Review: Kill For Me


Katie Cassidy (from the remakes of “When a Stranger Calls”, “Black Christmas”, and “A Nightmare on Elm Street”) stars as a troubled young woman who is trying to put the disappearance of her former roommate behind her and move on. She requests a new roommate and college girl Tracy Spiridakos answers the call. Cassidy has a thug ex-boyfriend (who may know something about the roommate’s disappearance), and Spiridakos has a drunk for a father (Donal Logue), so it’s not long before they form a quasi-Sapphic bond. When Spiridakos saves Cassidy from the violent wrath of her ex, she calls for Cassidy to help her likewise. And that’s just the beginning of this twisty little yarn as one wonders whether to take things at face value or not.

 

Directed by Michael Greenspan (“Wrecked” with Adrien Brody, who gets ‘thanks’ in the credits in this one), this 2013 thriller really ought to have been a TV movie. It looks like a Canadian TV movie, the plot is strictly run-of-the-mill Canadian TV movie stuff. But there’s just enough lesbian content to have probably kept this from being a TV movie. Unfortunately, Greenspan and his co-writers Christopher Dodd and Christian Forte (the latter having scripted Kevin Spacey’s OK directorial debut “Albino Alligator”) don’t really give us anything else, and even the lesbian content is somewhat mild, and eventually dropped altogether. So what has this film got? Nice swampy scenery that for once means a Canadian film that could pass for an American one. It also has a more than decent, elusive performance by character actor Donal Logue, and hints towards interesting back-stories for the lead characters that are unfortunately not nearly well-enough explored. That’s about it, I’m afraid, and it’s pretty lethargically directed too.

 

Katie Cassidy (daughter of David, apparently) is especially uninspiring in the lead, Tracy Spiridakos (best known for TV’s “Revolution”) isn’t much better, and there’s nothing you haven’t seen here before and miles better.

 

Donal Logue kept me barely awake, as his character could be just as bad as he’s believed to be, or he could just as easily be entirely innocent.
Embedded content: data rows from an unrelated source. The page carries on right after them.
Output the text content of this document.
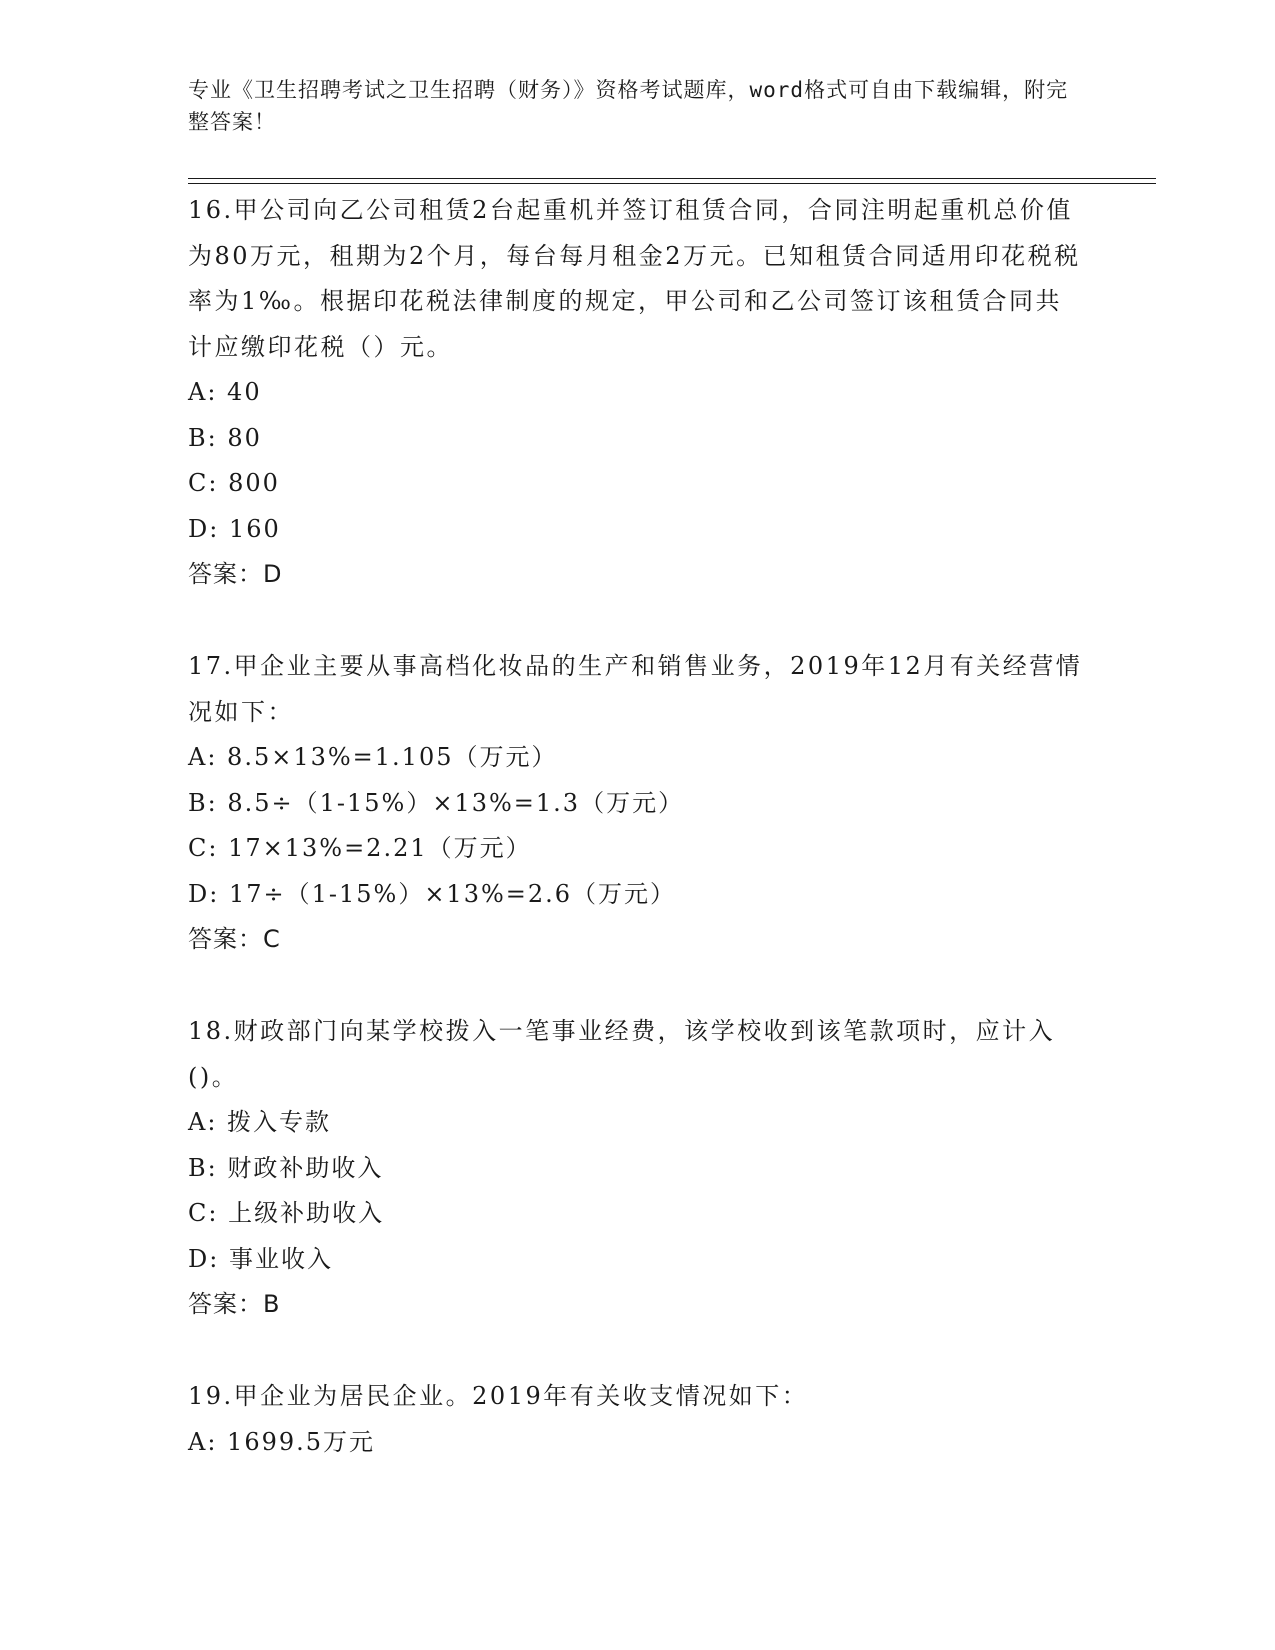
专业《卫生招聘考试之卫生招聘（财务）》资格考试题库，word格式可自由下载编辑，附完整答案！

16.甲公司向乙公司租赁2台起重机并签订租赁合同，合同注明起重机总价值为80万元，租期为2个月，每台每月租金2万元。已知租赁合同适用印花税税率为1‰。根据印花税法律制度的规定，甲公司和乙公司签订该租赁合同共计应缴印花税（）元。

A: 40

B: 80

C: 800

D: 160

答案：D

17.甲企业主要从事高档化妆品的生产和销售业务，2019年12月有关经营情况如下：

A: 8.5×13%=1.105（万元）

B: 8.5÷（1-15%）×13%=1.3（万元）

C: 17×13%=2.21（万元）

D: 17÷（1-15%）×13%=2.6（万元）

答案：C

18.财政部门向某学校拨入一笔事业经费，该学校收到该笔款项时，应计入()。

A: 拨入专款

B: 财政补助收入

C: 上级补助收入

D: 事业收入

答案：B

19.甲企业为居民企业。2019年有关收支情况如下：

A: 1699.5万元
It’s only near the end that we find out. The whole thing felt like a slightly more risqué episode of “Pretty Little Liars”, but without the elusive, conspiratorial machinations that make that teen-oriented show slightly above the disposable pack. It probably wants to be “Wild Things” (with a touch of “Strangers on a Train” and its ‘criss-cross’ murders), but the cast and black humour just aren’t there. Nudity might’ve helped, but not much.